Just got done with an 1 1/2 hour walk. I was listening to more of that book on self-discipline (SD). I really like his philosophy - at least I think it’s what I’ve needed for 20 years - even if he is kind of an ignorant moron. In the section I listened to, he talked a lot about the importance of taking responsibility.
First, why he’s an ignorant moron: He cited Bill Gates when talking about people who started out with nothing and rose to great heights. This is embarrassing. Bill Gates is a success because his mother made a phone call to the president of IBM. He also talked about how JD Rockefeller taught his children financial responsibility when talking about how leading a life of integrity also leads to success. Again, embarrassing and disgusting. JD Rockefeller proudly taught his children to be ruthless cut-throats. Fuck that guy. And then he wrapped up all this excrement by saying that occasionally corrupt individuals rise to the top of society, but they rarely stay and the American system makes it so that living life the right way is what leads to success.

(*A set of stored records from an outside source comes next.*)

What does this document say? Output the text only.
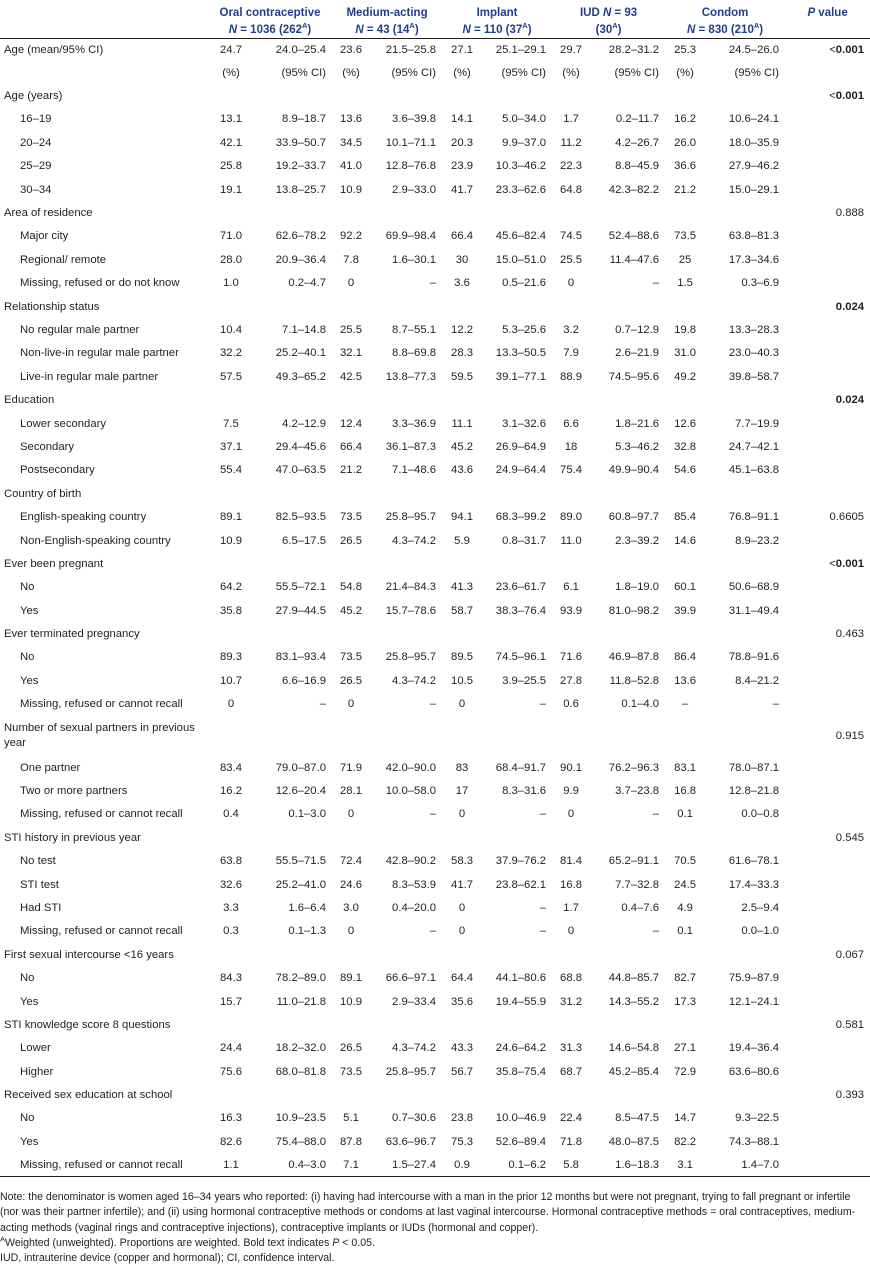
	Oral contraceptive		Medium-acting		Implant		IUD N = 93		Condom		P value
	N = 1036 $(262^A)$		N = 43 $(14^A)$		N = 110 $(37^A)$		$(30^A)$		N = 830 $(210^A)$		
Age (mean/95% CI)	24.7	24.0–25.4	23.6	21.5–25.8	27.1	25.1–29.1	29.7	28.2–31.2	25.3	24.5–26.0	<0.001
	(%)	(95% CI)	(%)	(95% CI)	(%)	(95% CI)	(%)	(95% CI)	(%)	(95% CI)	
Age (years)											<0.001
16–19	13.1	8.9–18.7	13.6	3.6–39.8	14.1	5.0–34.0	1.7	0.2–11.7	16.2	10.6–24.1	
20–24	42.1	33.9–50.7	34.5	10.1–71.1	20.3	9.9–37.0	11.2	4.2–26.7	26.0	18.0–35.9	
25–29	25.8	19.2–33.7	41.0	12.8–76.8	23.9	10.3–46.2	22.3	8.8–45.9	36.6	27.9–46.2	
30–34	19.1	13.8–25.7	10.9	2.9–33.0	41.7	23.3–62.6	64.8	42.3–82.2	21.2	15.0–29.1	
Area of residence											0.888
Major city	71.0	62.6–78.2	92.2	69.9–98.4	66.4	45.6–82.4	74.5	52.4–88.6	73.5	63.8–81.3	
Regional/ remote	28.0	20.9–36.4	7.8	1.6–30.1	30	15.0–51.0	25.5	11.4–47.6	25	17.3–34.6	
Missing, refused or do not know	1.0	0.2–4.7	0	–	3.6	0.5–21.6	0	–	1.5	0.3–6.9	
Relationship status											0.024
No regular male partner	10.4	7.1–14.8	25.5	8.7–55.1	12.2	5.3–25.6	3.2	0.7–12.9	19.8	13.3–28.3	
Non-live-in regular male partner	32.2	25.2–40.1	32.1	8.8–69.8	28.3	13.3–50.5	7.9	2.6–21.9	31.0	23.0–40.3	
Live-in regular male partner	57.5	49.3–65.2	42.5	13.8–77.3	59.5	39.1–77.1	88.9	74.5–95.6	49.2	39.8–58.7	
Education											0.024
Lower secondary	7.5	4.2–12.9	12.4	3.3–36.9	11.1	3.1–32.6	6.6	1.8–21.6	12.6	7.7–19.9	
Secondary	37.1	29.4–45.6	66.4	36.1–87.3	45.2	26.9–64.9	18	5.3–46.2	32.8	24.7–42.1	
Postsecondary	55.4	47.0–63.5	21.2	7.1–48.6	43.6	24.9–64.4	75.4	49.9–90.4	54.6	45.1–63.8	
Country of birth											
English-speaking country	89.1	82.5–93.5	73.5	25.8–95.7	94.1	68.3–99.2	89.0	60.8–97.7	85.4	76.8–91.1	0.6605
Non-English-speaking country	10.9	6.5–17.5	26.5	4.3–74.2	5.9	0.8–31.7	11.0	2.3–39.2	14.6	8.9–23.2	
Ever been pregnant											<0.001
No	64.2	55.5–72.1	54.8	21.4–84.3	41.3	23.6–61.7	6.1	1.8–19.0	60.1	50.6–68.9	
Yes	35.8	27.9–44.5	45.2	15.7–78.6	58.7	38.3–76.4	93.9	81.0–98.2	39.9	31.1–49.4	
Ever terminated pregnancy											0.463
No	89.3	83.1–93.4	73.5	25.8–95.7	89.5	74.5–96.1	71.6	46.9–87.8	86.4	78.8–91.6	
Yes	10.7	6.6–16.9	26.5	4.3–74.2	10.5	3.9–25.5	27.8	11.8–52.8	13.6	8.4–21.2	
Missing, refused or cannot recall	0	–	0	–	0	–	0.6	0.1–4.0	–	–	
Number of sexual partners in previous year											0.915
One partner	83.4	79.0–87.0	71.9	42.0–90.0	83	68.4–91.7	90.1	76.2–96.3	83.1	78.0–87.1	
Two or more partners	16.2	12.6–20.4	28.1	10.0–58.0	17	8.3–31.6	9.9	3.7–23.8	16.8	12.8–21.8	
Missing, refused or cannot recall	0.4	0.1–3.0	0	–	0	–	0	–	0.1	0.0–0.8	
STI history in previous year											0.545
No test	63.8	55.5–71.5	72.4	42.8–90.2	58.3	37.9–76.2	81.4	65.2–91.1	70.5	61.6–78.1	
STI test	32.6	25.2–41.0	24.6	8.3–53.9	41.7	23.8–62.1	16.8	7.7–32.8	24.5	17.4–33.3	
Had STI	3.3	1.6–6.4	3.0	0.4–20.0	0	–	1.7	0.4–7.6	4.9	2.5–9.4	
Missing, refused or cannot recall	0.3	0.1–1.3	0	–	0	–	0	–	0.1	0.0–1.0	
First sexual intercourse <16 years											0.067
No	84.3	78.2–89.0	89.1	66.6–97.1	64.4	44.1–80.6	68.8	44.8–85.7	82.7	75.9–87.9	
Yes	15.7	11.0–21.8	10.9	2.9–33.4	35.6	19.4–55.9	31.2	14.3–55.2	17.3	12.1–24.1	
STI knowledge score 8 questions											0.581
Lower	24.4	18.2–32.0	26.5	4.3–74.2	43.3	24.6–64.2	31.3	14.6–54.8	27.1	19.4–36.4	
Higher	75.6	68.0–81.8	73.5	25.8–95.7	56.7	35.8–75.4	68.7	45.2–85.4	72.9	63.6–80.6	
Received sex education at school											0.393
No	16.3	10.9–23.5	5.1	0.7–30.6	23.8	10.0–46.9	22.4	8.5–47.5	14.7	9.3–22.5	
Yes	82.6	75.4–88.0	87.8	63.6–96.7	75.3	52.6–89.4	71.8	48.0–87.5	82.2	74.3–88.1	
Missing, refused or cannot recall	1.1	0.4–3.0	7.1	1.5–27.4	0.9	0.1–6.2	5.8	1.6–18.3	3.1	1.4–7.0	

Note: the denominator is women aged 16–34 years who reported: (i) having had intercourse with a man in the prior 12 months but were not pregnant, trying to fall pregnant or infertile (nor was their partner infertile); and (ii) using hormonal contraceptive methods or condoms at last vaginal intercourse. Hormonal contraceptive methods = oral contraceptives, medium-acting methods (vaginal rings and contraceptive injections), contraceptive implants or IUDs (hormonal and copper).

$^A$Weighted (unweighted). Proportions are weighted. Bold text indicates P < 0.05.

IUD, intrauterine device (copper and hormonal); CI, confidence interval.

That is, of course, complete horse shit. But the issue at hand is SD and one thing you have to give to assholes like Gates and Rockefeller is that they were/are disciplined individuals. And I think the author gets a lot of stuff right. Like, for example, at one point, he directs the audience to look around at their life and take responsibility for it because it is a reflection of your decisions and behavior. Of course, what is shitty about that is that I’m currently spending a lot of my time on a mattress on the floor of a little girl’s closet. Ugh.
What it really tells me is how talented and good looking I am. Because the thing is, for the most part, I’ve had a pretty good life despite the fact that I’ve had next to no self-discipline the entire time. I’ve just been floating around like a fucking leaf. What’s sad is to think about how things might have worked out if I had applied myself. Well shiiiit. I really want to apply myself now.
The gist of what I listened to was him talking about how you should give yourself no excuses. Whatever your life is like, it’s on you. That might not be true for everyone, I accept that it’s true for me. And I don’t know if I can fix the things I’ve fucked up. But I definitely have to learn to be happy with who I am. What I hope he eventually gets into is time management. I’m getting old and so I really need to prioritize my time going forward.
My priorities were SD, financial responsibility, and fitness. I’ve been working out twice a day without fail. These workouts are long and easy right now. I really want to avoid injury so I’m giving myself a long time to get back into shape. I will intensify the workouts as I progress. With regards to SD, I’ll continue with this ebook and with this blog and I will continue to be intentional with my decisions. Now for financial responsibility. I have to create this spreadsheet. I don’t want to do this. But I gotta have some self-discipline. Ugh.